The book is really well written in clear and readable prose, and adheres to the best journalistic principles of providing, upfront, the ‘Who, What, Why, When, Where and How’.  The pace is easy – neither fast nor slow.  One does not have to move back to go forward and it is totally factual (annotated as well); there is no room for doubt about veracity.  If there is one problem that I had it is that there is too much repetition – identical statements and phrases – sometimes even in consecutive paragraphs, much like a favourite family elder repeating stories, forgetting that they have been told before.  Once is forgivable, more is not. A proofing oversight?

It is historical in that it traces back to 1939 but could only be told now because Pope Francis provides the end note.  It also gives an inside view to the functioning of the Vatican – both happy and appalling: humanity at its very best and clericalism at its very worst.  Strangely – or, perhaps typically – it is the individual personality that typifies both. There are those who spent their lives in exemplary faith and those who arrogated power to themselves in the worst possible way.  And, at the same time, it is the story of the foundation and amazing growth of our faith, built upon the ‘Rock’.

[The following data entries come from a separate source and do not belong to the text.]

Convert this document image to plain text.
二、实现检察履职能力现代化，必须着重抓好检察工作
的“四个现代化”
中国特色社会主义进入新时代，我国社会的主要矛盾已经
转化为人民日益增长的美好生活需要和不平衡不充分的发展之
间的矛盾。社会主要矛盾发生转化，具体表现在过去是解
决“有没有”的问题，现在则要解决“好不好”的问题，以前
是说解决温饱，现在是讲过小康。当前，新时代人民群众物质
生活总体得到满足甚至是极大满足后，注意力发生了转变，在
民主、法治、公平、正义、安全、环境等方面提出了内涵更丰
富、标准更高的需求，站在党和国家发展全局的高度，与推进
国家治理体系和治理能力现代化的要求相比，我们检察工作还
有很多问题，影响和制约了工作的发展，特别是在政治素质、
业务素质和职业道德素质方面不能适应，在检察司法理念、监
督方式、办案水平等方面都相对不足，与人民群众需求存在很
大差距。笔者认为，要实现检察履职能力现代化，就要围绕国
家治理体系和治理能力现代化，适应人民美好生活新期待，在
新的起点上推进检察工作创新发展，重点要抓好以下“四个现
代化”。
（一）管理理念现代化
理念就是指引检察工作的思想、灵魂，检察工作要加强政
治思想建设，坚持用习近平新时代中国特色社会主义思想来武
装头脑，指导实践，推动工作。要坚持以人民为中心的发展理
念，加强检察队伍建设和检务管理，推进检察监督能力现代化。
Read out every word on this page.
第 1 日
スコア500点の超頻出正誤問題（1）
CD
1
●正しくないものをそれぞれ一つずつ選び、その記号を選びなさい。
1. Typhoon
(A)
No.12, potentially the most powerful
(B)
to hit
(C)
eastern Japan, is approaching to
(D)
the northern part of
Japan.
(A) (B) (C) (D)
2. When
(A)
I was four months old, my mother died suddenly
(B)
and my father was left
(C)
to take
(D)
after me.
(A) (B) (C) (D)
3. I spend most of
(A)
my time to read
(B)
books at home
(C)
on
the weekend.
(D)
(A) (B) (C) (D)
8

Our Sunday Visitor (OSV) who have published the book, have also provided an online interview with the author.  His concluding remark is worth attention:
…it (the book) gives you the ability to see physical relics from the first and second centuries. With the wave of secularism that is overwhelming the world, people want to treat people like Peter as though they never existed, as though it’s all a fairy tale or Santa Claus story. Just go look under the Vatican. It’s not a Santa Claus story. They really did exist. Peter really was killed in Rome, and there were a lot of really brave people who prayed to him, who sacrificed their lives to transmit this great faith down to us in the 21st century.”